Ricardo E. Mateo Durand
El Callao – Perú
Tartu – Estonia (Comunidad Europea)

LOTERÍA FATAL O DE LA SUERTE Y DE LA MUERTE

Recuerdo la última vez que lo vi. Fue el viernes 13 de diciembre de 1968, casi vísperas de mi segundo viaje a Europa. Por hallarse vinculados de alguna manera, me referiré a ambos, a él y a mi viaje … ¡Viernes 13…! … Ocurrió en circunstancias que me fui a caminar por El Callao para observar, para contemplar, para guardarme y llevar conmigo las imágenes de sus gentes, de sus calles, de su flujo de personas y vehículos, de su mercado de abastos -Plaza Grande-, de sus plazuelas -del Óvalo, Dos de Mayo, Independencia, Pérgola, Malecón-, de su compleja heterogeneidad, de sus fragancias, coloridos y sabores.

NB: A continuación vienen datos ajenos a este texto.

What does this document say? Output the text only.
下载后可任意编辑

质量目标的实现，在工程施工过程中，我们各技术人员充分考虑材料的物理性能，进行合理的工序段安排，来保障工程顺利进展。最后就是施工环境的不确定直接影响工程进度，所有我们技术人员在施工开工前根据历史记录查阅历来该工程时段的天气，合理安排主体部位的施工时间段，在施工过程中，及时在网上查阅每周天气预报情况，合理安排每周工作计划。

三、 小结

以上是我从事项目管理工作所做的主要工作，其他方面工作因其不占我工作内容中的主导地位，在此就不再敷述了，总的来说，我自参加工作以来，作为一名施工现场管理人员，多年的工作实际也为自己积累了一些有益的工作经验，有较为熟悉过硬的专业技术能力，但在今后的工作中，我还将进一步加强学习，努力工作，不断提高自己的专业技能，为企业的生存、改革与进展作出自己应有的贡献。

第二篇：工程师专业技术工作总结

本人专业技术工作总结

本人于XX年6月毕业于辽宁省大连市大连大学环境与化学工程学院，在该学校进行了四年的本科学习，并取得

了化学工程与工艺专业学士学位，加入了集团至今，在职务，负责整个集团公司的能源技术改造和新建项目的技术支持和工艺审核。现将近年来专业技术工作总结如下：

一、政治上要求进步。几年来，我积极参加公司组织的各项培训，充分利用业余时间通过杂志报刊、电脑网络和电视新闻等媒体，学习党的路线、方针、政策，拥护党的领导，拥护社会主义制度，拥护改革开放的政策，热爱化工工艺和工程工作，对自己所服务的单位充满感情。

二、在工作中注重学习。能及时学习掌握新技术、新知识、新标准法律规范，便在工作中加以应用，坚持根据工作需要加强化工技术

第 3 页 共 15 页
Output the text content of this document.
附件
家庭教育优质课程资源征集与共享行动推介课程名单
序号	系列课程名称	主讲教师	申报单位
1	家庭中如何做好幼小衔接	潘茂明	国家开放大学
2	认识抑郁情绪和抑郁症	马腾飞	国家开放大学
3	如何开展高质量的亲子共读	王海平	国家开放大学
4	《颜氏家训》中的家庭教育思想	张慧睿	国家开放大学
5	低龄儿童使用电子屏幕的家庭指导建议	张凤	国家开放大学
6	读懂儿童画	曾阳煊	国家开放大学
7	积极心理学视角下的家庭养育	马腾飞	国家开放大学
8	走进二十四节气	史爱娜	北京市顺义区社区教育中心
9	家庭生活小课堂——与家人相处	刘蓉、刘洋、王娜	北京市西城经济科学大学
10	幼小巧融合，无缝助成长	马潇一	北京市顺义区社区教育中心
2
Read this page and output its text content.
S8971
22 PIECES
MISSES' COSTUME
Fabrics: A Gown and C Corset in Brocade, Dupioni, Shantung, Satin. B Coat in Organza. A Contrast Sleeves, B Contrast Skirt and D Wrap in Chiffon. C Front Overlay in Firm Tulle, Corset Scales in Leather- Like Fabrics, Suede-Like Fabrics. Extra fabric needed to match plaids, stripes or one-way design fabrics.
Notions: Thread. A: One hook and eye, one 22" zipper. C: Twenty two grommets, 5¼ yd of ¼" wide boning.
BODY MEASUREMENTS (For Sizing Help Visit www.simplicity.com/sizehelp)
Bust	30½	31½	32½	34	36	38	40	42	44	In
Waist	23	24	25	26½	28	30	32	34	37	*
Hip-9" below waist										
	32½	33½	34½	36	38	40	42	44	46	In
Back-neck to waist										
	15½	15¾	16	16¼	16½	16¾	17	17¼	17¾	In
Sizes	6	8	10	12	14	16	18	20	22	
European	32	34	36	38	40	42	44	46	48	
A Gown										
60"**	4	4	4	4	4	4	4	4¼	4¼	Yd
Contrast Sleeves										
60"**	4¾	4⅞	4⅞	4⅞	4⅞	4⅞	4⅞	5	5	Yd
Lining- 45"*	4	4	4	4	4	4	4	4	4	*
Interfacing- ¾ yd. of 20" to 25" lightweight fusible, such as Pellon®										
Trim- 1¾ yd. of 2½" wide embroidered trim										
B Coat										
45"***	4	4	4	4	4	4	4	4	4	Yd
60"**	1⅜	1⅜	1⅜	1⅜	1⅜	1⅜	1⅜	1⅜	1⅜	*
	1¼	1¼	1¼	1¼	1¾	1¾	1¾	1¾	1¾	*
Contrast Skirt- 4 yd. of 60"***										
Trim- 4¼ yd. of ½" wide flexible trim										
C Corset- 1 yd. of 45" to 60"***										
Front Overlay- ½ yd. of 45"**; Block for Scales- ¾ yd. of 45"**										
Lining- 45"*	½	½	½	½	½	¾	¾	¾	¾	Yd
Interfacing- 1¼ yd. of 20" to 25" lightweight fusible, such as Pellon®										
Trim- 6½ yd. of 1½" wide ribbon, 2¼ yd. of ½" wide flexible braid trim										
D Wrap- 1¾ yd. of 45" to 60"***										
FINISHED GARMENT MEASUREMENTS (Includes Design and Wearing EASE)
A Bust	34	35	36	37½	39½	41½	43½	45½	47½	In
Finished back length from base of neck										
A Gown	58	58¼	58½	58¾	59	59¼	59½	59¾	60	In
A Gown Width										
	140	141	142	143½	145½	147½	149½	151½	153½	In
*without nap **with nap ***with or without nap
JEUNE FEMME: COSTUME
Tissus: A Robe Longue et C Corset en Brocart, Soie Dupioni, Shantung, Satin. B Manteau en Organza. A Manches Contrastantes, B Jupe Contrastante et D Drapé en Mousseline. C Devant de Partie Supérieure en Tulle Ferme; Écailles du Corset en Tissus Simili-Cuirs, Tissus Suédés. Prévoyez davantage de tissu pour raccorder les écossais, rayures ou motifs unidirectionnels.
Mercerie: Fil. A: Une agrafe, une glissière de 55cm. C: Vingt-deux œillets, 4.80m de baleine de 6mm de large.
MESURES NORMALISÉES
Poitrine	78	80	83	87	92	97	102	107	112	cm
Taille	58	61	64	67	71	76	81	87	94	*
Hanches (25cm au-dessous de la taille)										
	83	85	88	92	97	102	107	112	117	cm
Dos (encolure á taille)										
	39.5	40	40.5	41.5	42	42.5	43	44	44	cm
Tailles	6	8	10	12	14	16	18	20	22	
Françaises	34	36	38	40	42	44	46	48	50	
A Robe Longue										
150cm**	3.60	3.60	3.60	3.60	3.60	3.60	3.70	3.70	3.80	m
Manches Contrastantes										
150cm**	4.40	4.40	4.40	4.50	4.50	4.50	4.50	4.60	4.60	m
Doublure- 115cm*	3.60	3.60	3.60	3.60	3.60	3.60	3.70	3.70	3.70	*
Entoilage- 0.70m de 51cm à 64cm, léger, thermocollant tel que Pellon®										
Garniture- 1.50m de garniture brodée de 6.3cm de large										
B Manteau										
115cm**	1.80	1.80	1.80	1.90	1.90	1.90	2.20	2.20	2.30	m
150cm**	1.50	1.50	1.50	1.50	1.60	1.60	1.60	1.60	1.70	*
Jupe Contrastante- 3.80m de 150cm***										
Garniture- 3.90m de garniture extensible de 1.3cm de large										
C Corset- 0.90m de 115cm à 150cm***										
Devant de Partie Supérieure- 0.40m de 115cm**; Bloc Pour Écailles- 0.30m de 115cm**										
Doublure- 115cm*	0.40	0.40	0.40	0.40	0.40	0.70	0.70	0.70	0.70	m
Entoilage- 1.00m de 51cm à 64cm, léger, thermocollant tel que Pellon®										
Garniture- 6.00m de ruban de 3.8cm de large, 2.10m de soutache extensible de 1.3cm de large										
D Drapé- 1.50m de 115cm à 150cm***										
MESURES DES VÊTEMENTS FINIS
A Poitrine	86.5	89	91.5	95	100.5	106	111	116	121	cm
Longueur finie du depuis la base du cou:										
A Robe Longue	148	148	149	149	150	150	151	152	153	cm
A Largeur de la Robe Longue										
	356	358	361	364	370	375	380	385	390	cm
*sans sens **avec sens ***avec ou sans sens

Empecé mi recorrido desde la intercepción de Guardia Chalaca con la Calle Lima. Despacio. A pie. Me movía con tranquilidad para no deambular ajeno a lo que me rodeaba sino precisamente para captarlo todo, para sentirlo y penetrarlo todo, para aprehenderlo íntegro todo con la mayor fuerza posible. Pasé por el costado del Cine Sáenz Peña, que no mucho después dejaría de existir. En el mismo sitio de aquella sala de proyecciones, en tiempos actuales se halla el edificio de la SUNARP. Al otro lado de la calle se levantaban, como aún permanecen levantados, los muros del Colegio San Antonio de mujeres.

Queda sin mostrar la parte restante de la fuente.